Range

For numerical variables, the easiest way to measure the spread is called the range.

Definition. The range is the difference between the maximum and the minimum values in the dataset. That is, given a dataset X,

$$range(X) = max(X) - min(X)$$

Here are a couple examples showing how to calculate the range.

Example: Test scores for a reasonably challenging chemistry test

Recall the test scores for the chemistry test from the previous section:

83, 87, 61, 92, 38, 78, 73, 55, 98, 74, 86, 69, 40, 83

The largest value in the dataset is 98, and the smallest is 38. Therefore the range is 98 - 38 = 60. This corresponds to our intuition that the spread is reasonably high, as it covers 60% of the possible range of values.

Example: Test scores for an easy math test

Recall the test scores for the math test from the previous section:

100, 100, 93, 92, 95, 98, 100, 100, 100, 95, 94, 88, 92

The largest value here is 100, and the smallest is 88. So the range is 100 - 88 = 12. This matches our intuition that the spread is low, since it covers only 12% of the possible range.

Now let's consider some pros and cons of the range as a measure of spread.

Strengths of the range as a measure of spread

Easy to calculate. The calculation involved is straightforward.

Easy to understand when the variable's bounds are known. The output of the calculation is easy to understand, at least in the context of a single variable with known numerical bounds. (But see below.)

Matches our intuitions for many datasets. We want our measurement techniques to match our pre-formal intuitions about when the spread is high or low. In many cases, such as the cases above, it does just that.

Weaknesses of the range as a measure of spread

The range is highly scale-dependent. This means that the measurement it generates very much depends on the size of the values in the dataset. So it's hard to compare ranges across datasets that use different scales.

For example, suppose that somebody told you that 30 students took a test, and the range was 80. Is that high or low? There's no way to tell without more information. If it's a test where the scale is 0-100, then we'd likely consider that to be a high range. But if the test is the SAT (a standardized test for college admissions in the United States), that range would be low indeed, as the scale for the SAT is 400-1600. Because we often want to compare datasets that use different scales to measure roughly the same thing (like test performance), it's inconvenient that the range requires additional context to interpret.

Interpretability is an important consideration when evaluating different ways to measure things. All things being equal, we prefer measurements that are easy to interpret, since the goal of descriptive statistics is to describe datasets in a way that makes them easier to understand.

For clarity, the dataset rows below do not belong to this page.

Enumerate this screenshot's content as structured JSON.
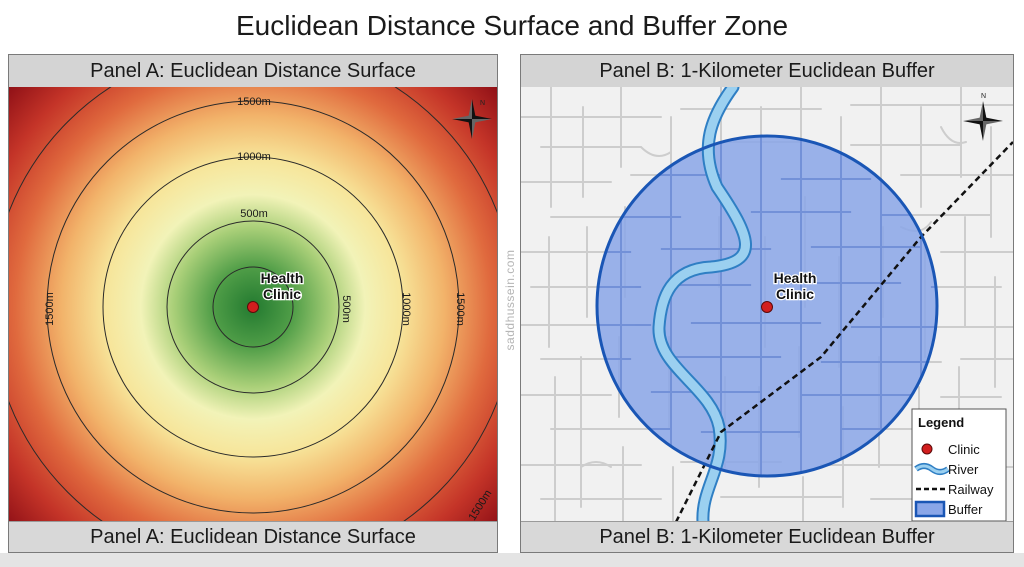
{
  "title": "Euclidean Distance Surface and Buffer Zone",
  "watermark": "saddhussein.com",
  "panel_a": {
    "header": "Panel A: Euclidean Distance Surface",
    "footer": "Panel A: Euclidean Distance Surface",
    "clinic_label_line1": "Health",
    "clinic_label_line2": "Clinic",
    "contour_labels": {
      "top_1500": "1500m",
      "top_1000": "1000m",
      "top_500": "500m",
      "right_500": "500m",
      "right_1000": "1000m",
      "right_1500": "1500m",
      "left_1500": "1500m",
      "bottom_right_1500": "1500m"
    },
    "north_label": "N",
    "colors": {
      "near": "#2e8b3e",
      "mid": "#f3f1b0",
      "far": "#b01a1a",
      "clinic": "#cc1a1a"
    }
  },
  "panel_b": {
    "header": "Panel B: 1-Kilometer Euclidean Buffer",
    "footer": "Panel B: 1-Kilometer Euclidean Buffer",
    "clinic_label_line1": "Health",
    "clinic_label_line2": "Clinic",
    "north_label": "N",
    "legend": {
      "title": "Legend",
      "clinic": "Clinic",
      "river": "River",
      "railway": "Railway",
      "buffer": "Buffer"
    },
    "colors": {
      "buffer_fill": "#7f9fe3",
      "buffer_edge": "#1a5ab8",
      "river": "#8ec6ec",
      "clinic": "#cc1a1a"
    }
  }
}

The range hides everything in between the upper and lower bounds. For variables like net worth or income, most values are going to be within a fairly restricted range, with a long tail of increasingly large values in the billions of dollars. Obviously a single number can do only so much work in characterizing a dataset. But the range applied to this kind of dataset can paint a misleading picture.

The range is sensitive to outliers (i.e., it isn't robust). This is closely related to the previous concern, but it's a little different. Suppose for example that our fearless set of students took a test, with the following results:

100, 100, 93, 92, 95, 98, 100, 0, 100, 100, 95, 94, 88, 92

Here, everybody received an 88 or higher with one exception: one student received a zero because he was caught cheating. The range would be 100, which is very high. The outlier score of zero has caused the range to generate a measurement that doesn't reflect the actual tightness of the spread. In the same way that the mean is not a robust measurement of central tendency, the range is not a robust measure of spread.

Later we'll learn about the interquartile range, which is a robust version of the range.

Exercises

Exercise 1. What is the range of the following dataset?

91, 392, 44, 153, 20

Exercise 2. Create two datasets that have the same mean but different ranges.

Exercise 3. Create two datasets that have the same range but different means.

Exercise 4. Imagine a geographical dataset with longitude and latitude data, and think about all cities that lie within 50 miles of the equator. How would you describe the range of the latitudes? How about the range of the longitudes?